I'm so excited today! It's my favorite day of this week! Not just because the weather is beautiful either...it's because my sweet husband is coming home today! He has been in Destin at a staff retreat (grr). Not only did he leave me, but he left me to go to the beach & didn't take me with him! It's been such a long week...this is the first time we have been apart for that long (4 days) since we were married 17 months ago! In the midst of missing him this week, I actually learned a lot about myself!
First of all, I learned that I don't like staying at home by myself. I kind of already knew this heading into the week, but this week I eliminated any doubt! I promise we never have random, strange noises when he's home! Which leads me to the second thing I learned...
I don't like scary noises. Why does the ice maker in the fridge have to sound like something from a star wars movie?! And why do animals wait until after dark to start making their noises?! Which leads me to the third thing I learned...
I don't like being in the dark. In fact, I never was in the dark the whole time he was gone! Left the lights on 24/7! (Sorry babe, I'll go ahead and apologize in advance for the electricity bill...but it was worth it!) If you've ever had to stay by yourself when you're not used to it...you understand that one!
I don't enjoy having to keep myself company. I'm a pretty boring person when I'm by myself. I don't like not being around people. I really don't know what to do with myself when it's just me and...well, me. Of course there are many things that I COULD HAVE and SHOULD HAVE been doing...but nothing that I wanted to do at home by myself!
I don't enjoy killing bugs. Seriously, I returned home after dropping Bryant off to leave for his trip and I bet I wasn't home 15 minutes before I spotted one of those stupid long-legged bugs that fly! "Really?!" I thought. "There is no way I'm leaving that bug there for 4 days!" (That's what I usually do when I find a bug at home and Bryant's not there...put a cup over it and leave it for him to find when he comes home!) So I mustered up the courage, grabbed the broom, and beat the bug to death, literally. Then got the dust pan and swept it up and threw it outside. Seriously, you can't understand how huge this was for me! I was proud...but I'll be okay to surrender the bug killing responsibilities back to Bryant when he gets home.
I don't like having to make sure the doors are locked at night. Does this bother anyone else? Locking the doors...setting the alarm...those are boy jobs...right? I remembered to do it, but mainly out of fear that someone was going to come in my house and get me if I didn't! (Since we have that problem a lot...not.)
I don't enjoy taking out the trash. I remember during marriage counseling having the discussion about household responsibilities. I also remember Bryant volunteering to be the "take out the trash guy." What I don't remember is discussing what happens when he leaves to go on a trip...Who takes out the trash then? Certaintly not me! My husband loves the surprises that await him when he returns home!
It's no fun to cook for one.

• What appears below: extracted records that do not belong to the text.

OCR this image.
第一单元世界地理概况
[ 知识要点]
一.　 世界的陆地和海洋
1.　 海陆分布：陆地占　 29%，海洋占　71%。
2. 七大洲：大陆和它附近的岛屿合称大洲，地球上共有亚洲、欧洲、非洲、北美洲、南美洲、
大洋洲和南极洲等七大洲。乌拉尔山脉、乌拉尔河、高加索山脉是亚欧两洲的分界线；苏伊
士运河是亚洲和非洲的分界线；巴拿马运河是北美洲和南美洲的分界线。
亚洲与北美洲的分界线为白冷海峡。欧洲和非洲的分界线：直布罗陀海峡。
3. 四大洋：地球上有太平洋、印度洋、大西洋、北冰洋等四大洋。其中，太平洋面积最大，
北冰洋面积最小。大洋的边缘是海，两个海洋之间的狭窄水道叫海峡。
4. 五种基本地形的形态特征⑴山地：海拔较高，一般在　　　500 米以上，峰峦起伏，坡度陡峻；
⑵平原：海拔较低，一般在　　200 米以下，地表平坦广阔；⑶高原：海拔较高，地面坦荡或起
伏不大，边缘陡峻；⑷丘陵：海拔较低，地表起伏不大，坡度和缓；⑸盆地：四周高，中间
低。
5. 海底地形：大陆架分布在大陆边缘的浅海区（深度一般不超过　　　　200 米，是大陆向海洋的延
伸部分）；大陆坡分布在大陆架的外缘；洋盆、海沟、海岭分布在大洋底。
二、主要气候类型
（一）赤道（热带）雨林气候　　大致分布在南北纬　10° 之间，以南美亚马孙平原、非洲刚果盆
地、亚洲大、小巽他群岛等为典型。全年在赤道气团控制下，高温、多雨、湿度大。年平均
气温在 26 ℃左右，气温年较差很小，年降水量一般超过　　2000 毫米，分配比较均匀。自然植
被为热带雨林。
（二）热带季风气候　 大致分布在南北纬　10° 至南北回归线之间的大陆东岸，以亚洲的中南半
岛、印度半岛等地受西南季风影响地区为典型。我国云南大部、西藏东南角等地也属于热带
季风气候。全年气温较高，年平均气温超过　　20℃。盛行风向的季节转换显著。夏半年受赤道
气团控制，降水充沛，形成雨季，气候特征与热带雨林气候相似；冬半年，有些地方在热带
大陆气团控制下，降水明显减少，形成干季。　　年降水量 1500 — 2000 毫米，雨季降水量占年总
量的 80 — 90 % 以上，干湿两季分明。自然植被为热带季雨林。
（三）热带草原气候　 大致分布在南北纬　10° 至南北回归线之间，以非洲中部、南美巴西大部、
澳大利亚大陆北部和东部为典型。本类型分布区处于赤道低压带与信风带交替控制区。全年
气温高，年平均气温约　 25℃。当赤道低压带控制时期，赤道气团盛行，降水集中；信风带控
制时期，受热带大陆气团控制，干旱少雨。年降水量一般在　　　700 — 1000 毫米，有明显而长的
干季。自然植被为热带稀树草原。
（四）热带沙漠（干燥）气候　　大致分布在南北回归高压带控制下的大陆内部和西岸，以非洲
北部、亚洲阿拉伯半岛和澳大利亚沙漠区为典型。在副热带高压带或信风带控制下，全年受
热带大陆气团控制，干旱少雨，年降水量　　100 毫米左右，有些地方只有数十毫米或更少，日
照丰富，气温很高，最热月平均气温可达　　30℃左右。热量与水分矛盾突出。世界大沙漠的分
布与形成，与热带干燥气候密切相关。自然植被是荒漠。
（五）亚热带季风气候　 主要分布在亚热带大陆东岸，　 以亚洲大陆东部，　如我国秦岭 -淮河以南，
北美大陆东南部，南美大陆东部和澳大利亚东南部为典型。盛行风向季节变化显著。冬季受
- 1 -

Meals for one are boring. It's seriously not worth my time to prepare a fabulous meal just for myself. So I have been eating my meals out, with company because you know I don't want to have to entertain myself...I already feel like I've gained 10 pounds!
When the husband's away, the wife will play! I treated myself to a pedicure on day 1. New make up on day 2. Sleeping late on day 3. And shopping on Day 4! I also had a fabulous sleepover with some pretty special girls and got very little sleep. Splendid! I'm pretty sure all these things helped take my mind off of the fact that Bryant wasn't here with me!
The most important thing I learned while he was away was how much I couldn't live without him! I can't imagine me having to kill bugs and take out the trash! No, seriously...he is so perfect for me. He is the one that God brought into my life, no doubt, to be with forever. There's something in me missing when he isn't here. I love him very much. Before I stop with the mushy...I have to tell you that my sweet husband left me notes and candy hidden all over the house for me to find everyday while he was gone! So sweet! I'm not sure what I did to deserve him! And I will be completely okay if he doesn't leave me again to go on any more trips...I'm not sure I can stand to learn much more about myself!